11. Purchase Ledger. because if you buy stock, it helps to computerise purchase invoices and what is owed to suppliers, and then you might as well include all invoices for everything, including overheads, that are purchased.
12. Petty cash system, because petty cash disappears less frequently, and causes fewer tax problems, if a voucher must be filled in for the computer system.
13. Nominal or General Ledger, because this gives a summary or overview of everything in your complete accounts system; this type of software is essential to the financial health of a business, although many small businesses do not realise the importance of cash control.
A purchase ledger is a new term for what was traditionally called a creditors ledger, which was the management system in accounting (otherwise accountancy) by which a firm or business records and monitors its creditors (suppliers with an account balance).

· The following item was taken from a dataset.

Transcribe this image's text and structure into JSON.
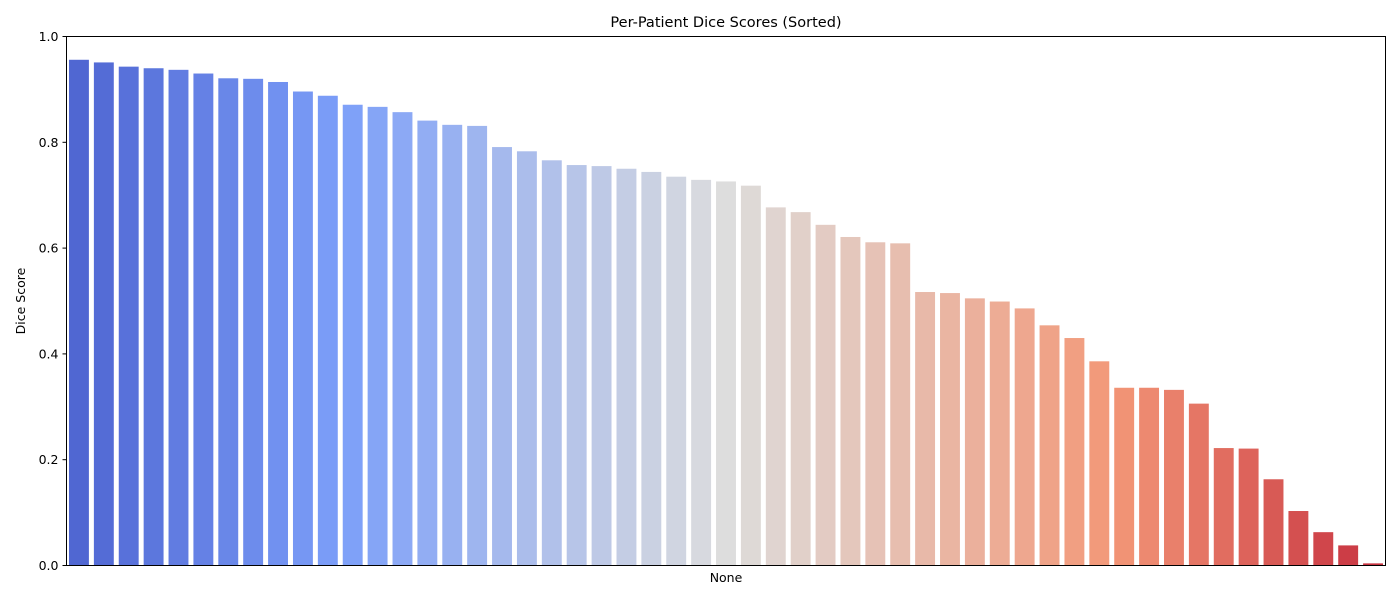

The purchase ledger contains details of suppliers to the business, and each supplier will have an individual account. A supplier is defined as another firm from which this business has made purchases, and this was historically for purchases on credit, although modern purchase analysis systems now record cash sales too. Information on invoices (and credit notes, which are invoices in reverse) received, and payments made, are recorded in the supplier's account. This was traditionally using the debits and credits system, although computerisation means that this checking is redundant; today the balance of each account at a given moment represents the amount currently owed to that supplier, and the total owed to suppliers will become the purchase ledger total as an item in the Nominal or General Ledger.
Historically, the purchase ledger was maintained in book form, hence the term "ledger", as in the books kept on a ledge, but in modern times it is much more likely to be held on computer using an integrated accounts system written as computer software.
I will gradually add more information about my experiences testing out various freeware accounts systems that are available, and I also intend to compile and add a table of features, which has not yet been published anywhere on the internet.